Как-то на глаза попались книги замечательного отечественного африканиста Аполлона Борисовича Давидсона, написанные в соавторстве с В. А. Макрушиным — «Облик далекой страны» и «Зов дальних морей». Как и почти все, что выходит из-под пера А. Б. Давидсона, они были написаны так, что захватили, вызвали желание вновь вспомнить об Африке, найти свою старую карту Черного континента, очистить от пыли те книги советских и европейских африканистов, которые я начинал собирать еще в 1980-е. С 2005 года я регулярно участвую в международных конференциях африканистов, которые проводит Институт Африки Российской академии наук, вошел в состав Научного совета РАН по проблемам Африки, не раз публиковался в «Азии и Африке сегодня».

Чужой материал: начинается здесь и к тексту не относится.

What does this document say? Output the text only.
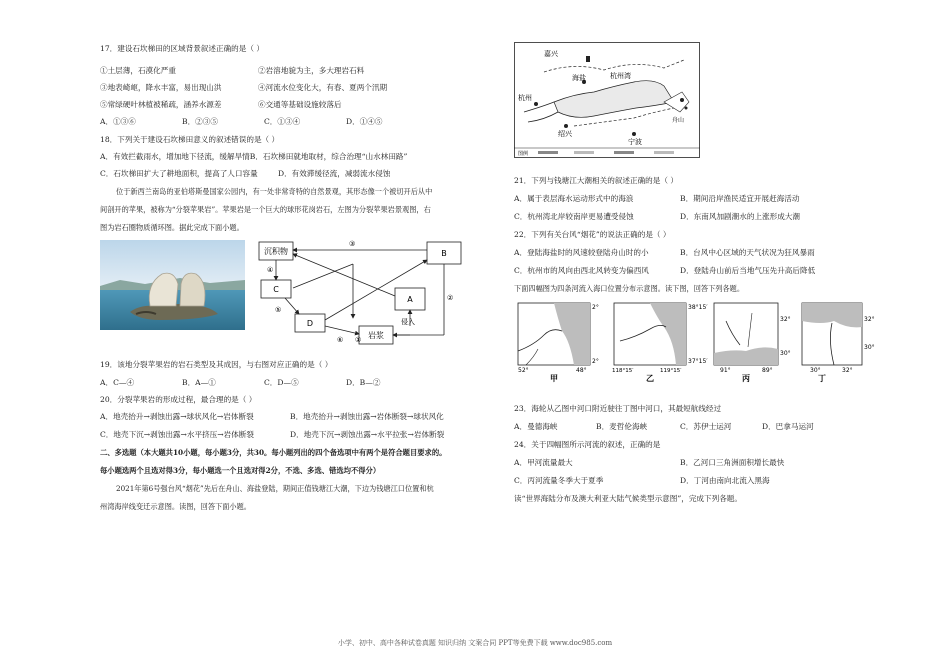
17．建设石坎梯田的区域背景叙述正确的是（ ）
①土层薄，石漠化严重	②岩溶地貌为主，多大理岩石料
③地表崎岖，降水丰富，易出现山洪	④河流水位变化大，有春、夏两个汛期
⑤常绿硬叶林植被稀疏，涵养水源差	⑥交通等基础设施较落后
A．①③⑥	B．②③⑤	C．①③④	D．①④⑤
18．下列关于建设石坎梯田意义的叙述错误的是（ ）
A．有效拦截雨水，增加地下径流，缓解旱情B．石坎梯田就地取材，综合治理“山水林田路”
C．石坎梯田扩大了耕地面积，提高了人口容量	D．有效滞缓径流，减弱流水侵蚀
位于新西兰南岛的亚伯塔斯曼国家公园内，有一处非常奇特的自然景观，其形态像一个被切开后从中
间剖开的苹果，被称为“分裂苹果岩”。苹果岩是一个巨大的球形花岗岩石，左图为分裂苹果岩景观图，右
图为岩石圈物质循环图。据此完成下面小题。
沉积物
C
D
B
A
岩浆
侵入
④
③
②
①
⑤
⑥
19．该地分裂苹果岩的岩石类型及其成因，与右图对应正确的是（ ）
A．C—④	B．A—①	C．D—⑤	D．B—②
20．分裂苹果岩的形成过程，最合理的是（ ）
A．地壳抬升→剥蚀出露→球状风化→岩体断裂	B．地壳抬升→剥蚀出露→岩体断裂→球状风化
C．地壳下沉→剥蚀出露→水平挤压→岩体断裂	D．地壳下沉→剥蚀出露→水平拉张→岩体断裂
二、多选题（本大题共10小题，每小题3分，共30。每小题列出的四个备选项中有两个是符合题目要求的。
每小题选两个且选对得3分，每小题选一个且选对得2分，不选、多选、错选均不得分）
2021年第6号强台风“烟花”先后在舟山、海盐登陆，期间正值钱塘江大潮，下边为钱塘江口位置和杭
州湾海岸线变迁示意图。读图，回答下面小题。
嘉兴
海盐	杭州湾
杭州
绍兴
宁波
舟山
图例
21．下列与钱塘江大潮相关的叙述正确的是（ ）
A．属于表层海水运动形式中的海浪	B．期间沿岸渔民适宜开展赶海活动
C．杭州湾北岸较南岸更易遭受侵蚀	D．东南风加剧潮水的上涨形成大潮
22．下列有关台风“烟花”的说法正确的是（ ）
A．登陆海盐时的风速较登陆舟山时的小	B．台风中心区域的天气状况为狂风暴雨
C．杭州市的风向由西北风转变为偏西风	D．登陆舟山前后当地气压先升高后降低
下面四幅图为四条河流入海口位置分布示意图。读下图，回答下列各题。
2°
2°
52°	48°
甲
38°15′
37°15′
118°15′	119°15′
乙
32°
30°
91°	89°
丙
32°
30°
30°	32°
丁
23．海轮从乙图中河口附近驶往丁图中河口，其最短航线经过
A．曼德海峡	B．麦哲伦海峡	C．苏伊士运河	D．巴拿马运河
24．关于四幅图所示河流的叙述，正确的是
A．甲河流量最大	B．乙河口三角洲面积增长最快
C．丙河流量冬季大于夏季	D．丁河由南向北流入黑海
读“世界海陆分布及澳大利亚大陆气候类型示意图”，完成下列各题。
小学、初中、高中各种试卷真题 知识归纳 文案合同 PPT等免费下载 www.doc985.com
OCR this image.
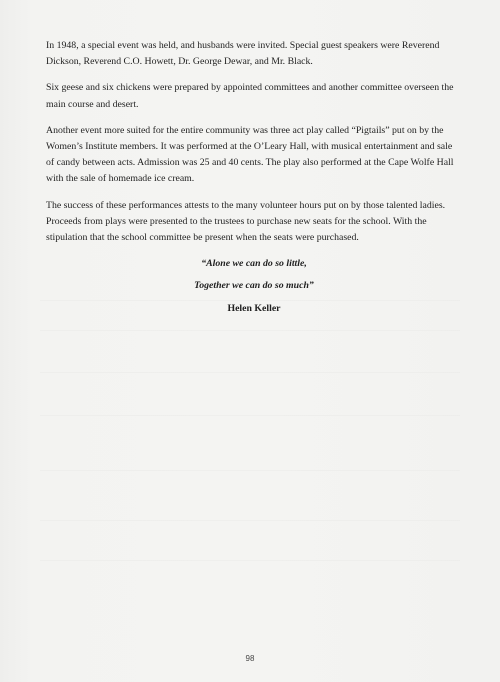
In 1948, a special event was held, and husbands were invited. Special guest speakers were Reverend Dickson, Reverend C.O. Howett, Dr. George Dewar, and Mr. Black.

Six geese and six chickens were prepared by appointed committees and another committee overseen the main course and desert.

Another event more suited for the entire community was three act play called “Pigtails” put on by the Women’s Institute members. It was performed at the O’Leary Hall, with musical entertainment and sale of candy between acts. Admission was 25 and 40 cents. The play also performed at the Cape Wolfe Hall with the sale of homemade ice cream.

The success of these performances attests to the many volunteer hours put on by those talented ladies. Proceeds from plays were presented to the trustees to purchase new seats for the school. With the stipulation that the school committee be present when the seats were purchased.

“Alone we can do so little,

Together we can do so much”

Helen Keller

98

Но, общаясь на конгрессах с ведущими российскими африканистами, всегда чувствовал: нужно найти какой-то интересный яркий сюжет, новые материалы, которые были бы неизвестны столичным специалистам. И вдруг — удача! Осенью 2011 года на одной из конференций в Институте востоковедения РАН я познакомился с ведущим российским арабистом, профессором Геннадием Васильевичем Горячкиным. Он-то и обратил мое внимание на то, что в 40-е годы XIX века египетский правитель Мухаммад Али именно на Урал направил двух египетских инженеров, чтобы те познакомились с применявшимися в России технологиями добычи золота. А после этого с территории южноуральского Златоустовского горного округа отправилась в смертельно опасное африканское путешествие экспедиция, возглавляемая горным инженером Е. П. Ковалевским. [299] В результате уральскими мастерами в египетском Судане была построена первая в истории этой страны фабрика по добыче золота. Московские и петербургские исследователи давно знали об этой истории и провели большую работу с документами по данной теме, хранящимися в федеральных архивах. Нет ли каких-либо материалов об этой экспедиции в архивохранилищах Урала? — задал мне вопрос Г. В. Горячкин. Благодаря ведущему научному сотруднику Института истории и археологии УрО РАН доктору исторических наук В. А. Шкерину и заместителю директора Государственного архива Свердловской области А. Г. Сапожникову, мне удалось выяснить, что в этом архиве хранится уникальный исторический источник — записки участника экспедиции, помощника Е. П. Ковалевского штейгера Ивана Бородина. А когда мне удалось прочитать этот исторический памятник, стало ясно: он заслуживает того, чтобы посвятить ему отдельную книгу. Сюжет оказался настолько интересным, что у меня возникло желание побывать в тех местах, где оказались египетские инженеры и откуда родом Иван Бородин — на Южном Урале. Работа в Златоустовском городском архиве и краеведческих музеях Златоуста и Миасса дала немало любопытных материалов, но главное — мне довелось своими глазами увидеть этот край, оказаться на склонах Ильменских гор, где прошла жизнь Ивана Бородина. Я смог лучше понять этого человека — простого уральского мастерового первой половины XIX века, оказавшегося в далекой Африке.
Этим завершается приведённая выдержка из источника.